The
fax-1 nuclear hormone receptor and
unc-42 homeobox gene control interneuron identities in C. elegans. Both transcription factors function in specifying the identities of an overlapping subset of nematode interneurons including AVA, AVE, and AVK. Both
fax-1 and
unc-42 mutations cause a novel peri-hatching arrest in combination with
daf-2 insulin receptor mutations. Mutations in both
fax-1 and
unc-42 also enhance other aspects of insulin pathway function, including dauer formation and adult arrest, but not longevity, suggesting that disrupting the differentiation of specific interneurons leads to a reduction in insulin signaling. Peri-hatching arrest can be reversed by a mutation in the
daf-16 forkhead transcription factor, which functions downstream of
daf-2, but not by mutations in the parallel TGF? pathway. Arrest can also be suppressed by mutations in the
daf-12 nuclear receptor, indicating that the canonical insulin and steroid pathways that regulate dauer formation also promote arousal and developmental progression at hatching.

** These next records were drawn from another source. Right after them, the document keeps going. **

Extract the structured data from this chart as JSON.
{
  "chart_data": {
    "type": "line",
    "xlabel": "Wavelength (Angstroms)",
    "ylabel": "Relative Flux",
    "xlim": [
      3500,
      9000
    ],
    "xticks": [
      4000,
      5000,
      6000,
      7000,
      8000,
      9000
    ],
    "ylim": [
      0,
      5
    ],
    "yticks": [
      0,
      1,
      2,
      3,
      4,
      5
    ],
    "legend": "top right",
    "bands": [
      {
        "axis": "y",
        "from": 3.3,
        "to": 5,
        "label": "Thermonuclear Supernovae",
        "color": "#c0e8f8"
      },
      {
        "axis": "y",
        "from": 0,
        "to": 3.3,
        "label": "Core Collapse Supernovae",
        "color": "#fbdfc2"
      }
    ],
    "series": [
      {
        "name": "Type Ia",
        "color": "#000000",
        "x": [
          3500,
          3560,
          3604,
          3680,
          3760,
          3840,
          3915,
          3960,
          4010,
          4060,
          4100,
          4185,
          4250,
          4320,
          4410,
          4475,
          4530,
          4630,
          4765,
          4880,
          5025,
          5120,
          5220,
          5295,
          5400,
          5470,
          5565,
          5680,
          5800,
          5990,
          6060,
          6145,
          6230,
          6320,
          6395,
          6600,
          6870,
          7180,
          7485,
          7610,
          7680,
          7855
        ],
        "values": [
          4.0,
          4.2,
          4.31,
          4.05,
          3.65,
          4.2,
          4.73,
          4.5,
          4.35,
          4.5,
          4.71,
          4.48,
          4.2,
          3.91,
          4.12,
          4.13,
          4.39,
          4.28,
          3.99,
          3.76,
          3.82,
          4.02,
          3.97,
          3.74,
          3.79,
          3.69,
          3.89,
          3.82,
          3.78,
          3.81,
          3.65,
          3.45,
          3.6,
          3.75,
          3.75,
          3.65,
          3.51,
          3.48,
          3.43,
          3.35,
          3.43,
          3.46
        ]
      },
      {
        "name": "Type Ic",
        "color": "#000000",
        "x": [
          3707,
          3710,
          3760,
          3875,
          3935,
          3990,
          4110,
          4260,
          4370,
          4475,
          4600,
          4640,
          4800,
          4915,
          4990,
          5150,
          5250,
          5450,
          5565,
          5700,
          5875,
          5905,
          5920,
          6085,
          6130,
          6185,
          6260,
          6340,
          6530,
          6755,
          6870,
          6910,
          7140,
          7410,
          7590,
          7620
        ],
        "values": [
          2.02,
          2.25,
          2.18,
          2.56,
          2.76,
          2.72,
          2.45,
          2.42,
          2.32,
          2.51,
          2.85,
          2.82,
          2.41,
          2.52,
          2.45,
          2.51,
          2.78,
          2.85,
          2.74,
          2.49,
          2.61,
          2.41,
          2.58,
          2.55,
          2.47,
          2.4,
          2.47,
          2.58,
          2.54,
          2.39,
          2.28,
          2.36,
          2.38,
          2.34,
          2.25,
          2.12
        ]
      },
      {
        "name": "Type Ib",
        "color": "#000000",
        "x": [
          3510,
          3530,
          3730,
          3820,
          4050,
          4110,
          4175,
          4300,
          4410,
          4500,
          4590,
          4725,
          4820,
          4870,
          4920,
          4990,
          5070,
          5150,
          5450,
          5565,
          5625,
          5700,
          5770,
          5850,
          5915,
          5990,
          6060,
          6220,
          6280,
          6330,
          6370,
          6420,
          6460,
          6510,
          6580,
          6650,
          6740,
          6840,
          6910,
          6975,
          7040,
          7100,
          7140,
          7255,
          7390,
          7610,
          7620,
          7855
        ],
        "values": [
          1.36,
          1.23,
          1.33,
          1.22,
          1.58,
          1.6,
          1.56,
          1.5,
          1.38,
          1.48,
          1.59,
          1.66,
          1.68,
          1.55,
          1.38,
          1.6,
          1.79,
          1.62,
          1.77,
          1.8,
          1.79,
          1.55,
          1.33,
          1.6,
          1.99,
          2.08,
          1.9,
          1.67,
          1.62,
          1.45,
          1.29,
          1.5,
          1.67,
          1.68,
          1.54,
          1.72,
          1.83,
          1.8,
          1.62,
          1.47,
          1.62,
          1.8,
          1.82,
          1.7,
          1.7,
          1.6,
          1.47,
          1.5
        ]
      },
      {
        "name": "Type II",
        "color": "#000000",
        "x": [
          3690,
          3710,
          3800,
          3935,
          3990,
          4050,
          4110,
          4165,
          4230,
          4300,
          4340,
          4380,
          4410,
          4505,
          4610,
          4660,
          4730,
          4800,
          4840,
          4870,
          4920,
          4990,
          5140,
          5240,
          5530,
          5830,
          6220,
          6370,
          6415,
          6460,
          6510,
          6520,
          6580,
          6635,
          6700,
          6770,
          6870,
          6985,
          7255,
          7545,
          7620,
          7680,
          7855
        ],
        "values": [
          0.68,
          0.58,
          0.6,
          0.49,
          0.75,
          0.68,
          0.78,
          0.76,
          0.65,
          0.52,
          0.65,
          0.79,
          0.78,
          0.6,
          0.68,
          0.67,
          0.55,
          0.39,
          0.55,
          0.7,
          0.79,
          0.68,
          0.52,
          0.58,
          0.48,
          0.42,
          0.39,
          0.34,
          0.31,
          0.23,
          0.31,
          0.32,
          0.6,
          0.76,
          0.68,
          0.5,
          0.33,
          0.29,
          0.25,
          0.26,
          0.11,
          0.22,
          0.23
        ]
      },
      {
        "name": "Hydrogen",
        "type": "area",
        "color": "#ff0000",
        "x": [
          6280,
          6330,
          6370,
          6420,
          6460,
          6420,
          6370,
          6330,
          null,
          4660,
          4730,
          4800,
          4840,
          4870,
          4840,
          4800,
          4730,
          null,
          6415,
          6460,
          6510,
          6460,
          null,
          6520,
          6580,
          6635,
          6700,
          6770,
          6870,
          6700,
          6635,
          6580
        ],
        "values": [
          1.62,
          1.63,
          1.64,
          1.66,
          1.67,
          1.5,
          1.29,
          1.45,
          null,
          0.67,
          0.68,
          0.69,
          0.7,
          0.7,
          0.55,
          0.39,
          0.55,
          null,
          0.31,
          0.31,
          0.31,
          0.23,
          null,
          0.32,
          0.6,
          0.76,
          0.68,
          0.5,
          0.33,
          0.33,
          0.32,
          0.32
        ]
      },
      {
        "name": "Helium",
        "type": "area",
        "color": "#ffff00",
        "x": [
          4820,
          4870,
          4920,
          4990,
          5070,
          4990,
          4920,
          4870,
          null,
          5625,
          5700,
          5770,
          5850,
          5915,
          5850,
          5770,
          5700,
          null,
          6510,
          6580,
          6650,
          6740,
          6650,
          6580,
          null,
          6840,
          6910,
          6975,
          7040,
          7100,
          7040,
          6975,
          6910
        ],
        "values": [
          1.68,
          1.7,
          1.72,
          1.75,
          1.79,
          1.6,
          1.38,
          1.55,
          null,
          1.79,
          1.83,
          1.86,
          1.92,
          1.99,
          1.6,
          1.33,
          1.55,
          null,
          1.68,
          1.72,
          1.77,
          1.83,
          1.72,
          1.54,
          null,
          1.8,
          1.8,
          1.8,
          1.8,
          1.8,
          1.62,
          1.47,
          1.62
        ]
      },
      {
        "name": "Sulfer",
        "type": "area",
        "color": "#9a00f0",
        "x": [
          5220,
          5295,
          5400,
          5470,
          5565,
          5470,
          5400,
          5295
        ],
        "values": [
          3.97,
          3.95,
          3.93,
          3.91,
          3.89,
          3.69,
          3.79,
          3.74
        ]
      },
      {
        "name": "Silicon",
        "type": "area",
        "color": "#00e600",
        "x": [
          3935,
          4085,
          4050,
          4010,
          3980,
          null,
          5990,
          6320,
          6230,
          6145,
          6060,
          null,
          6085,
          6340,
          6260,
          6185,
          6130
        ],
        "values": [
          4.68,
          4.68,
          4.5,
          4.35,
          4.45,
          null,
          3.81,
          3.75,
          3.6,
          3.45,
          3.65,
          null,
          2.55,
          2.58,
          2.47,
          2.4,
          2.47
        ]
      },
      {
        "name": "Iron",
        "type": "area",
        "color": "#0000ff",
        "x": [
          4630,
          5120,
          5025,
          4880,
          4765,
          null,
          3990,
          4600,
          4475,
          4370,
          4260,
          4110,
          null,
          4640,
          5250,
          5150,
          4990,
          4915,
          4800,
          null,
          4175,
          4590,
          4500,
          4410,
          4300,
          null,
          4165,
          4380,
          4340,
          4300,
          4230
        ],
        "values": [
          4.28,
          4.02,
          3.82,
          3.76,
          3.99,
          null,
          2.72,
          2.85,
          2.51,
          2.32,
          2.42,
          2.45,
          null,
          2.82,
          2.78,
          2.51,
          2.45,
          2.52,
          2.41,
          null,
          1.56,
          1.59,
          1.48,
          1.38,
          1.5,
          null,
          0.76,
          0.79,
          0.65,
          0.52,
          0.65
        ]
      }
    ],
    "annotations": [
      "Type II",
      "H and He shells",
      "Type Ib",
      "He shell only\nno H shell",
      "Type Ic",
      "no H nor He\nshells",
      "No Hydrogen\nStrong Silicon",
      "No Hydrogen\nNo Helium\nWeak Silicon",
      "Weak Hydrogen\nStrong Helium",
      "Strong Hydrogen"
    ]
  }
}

Arrested
fax-1;
daf-2 and
unc-42;
daf-2 embryos typically display normal L1 morphology, but often remain coiled in a broken eggshell in a state of quiescence with weak or absent pharyngeal pumping. Arrested embryos can be prompted to vigorous movement by stimulation with blue light. Temperature-shift experiments suggest that embryogenesis, not L1 feeding after hatching, is the critical stage for quiescence and arrest. This phenotype is similar to that observed when embryos are subjected to osmotic stress. The
ssu-1 sulfotransferase gene is expressed in the ASJ sensory neurons and is required for peri-hatching arrest in response to NaCl, which is also dependent on insulin signaling (Burton et al., 2018). The peri-hatching arrest of both
fax-1;
daf-2 and
unc-42;
daf-2 double mutants is suppressed by a mutation in
ssu-1. This result places the interneuron peri-hatching arousal function downstream of the osmotic stress signal and a putative steroid signal produced by the ASJ interneurons. Several models are consistent with the combined action of a steroid signaling pathway and neuroendocrine functions of insulin signaling in promoting arousal and developmental progression at hatching.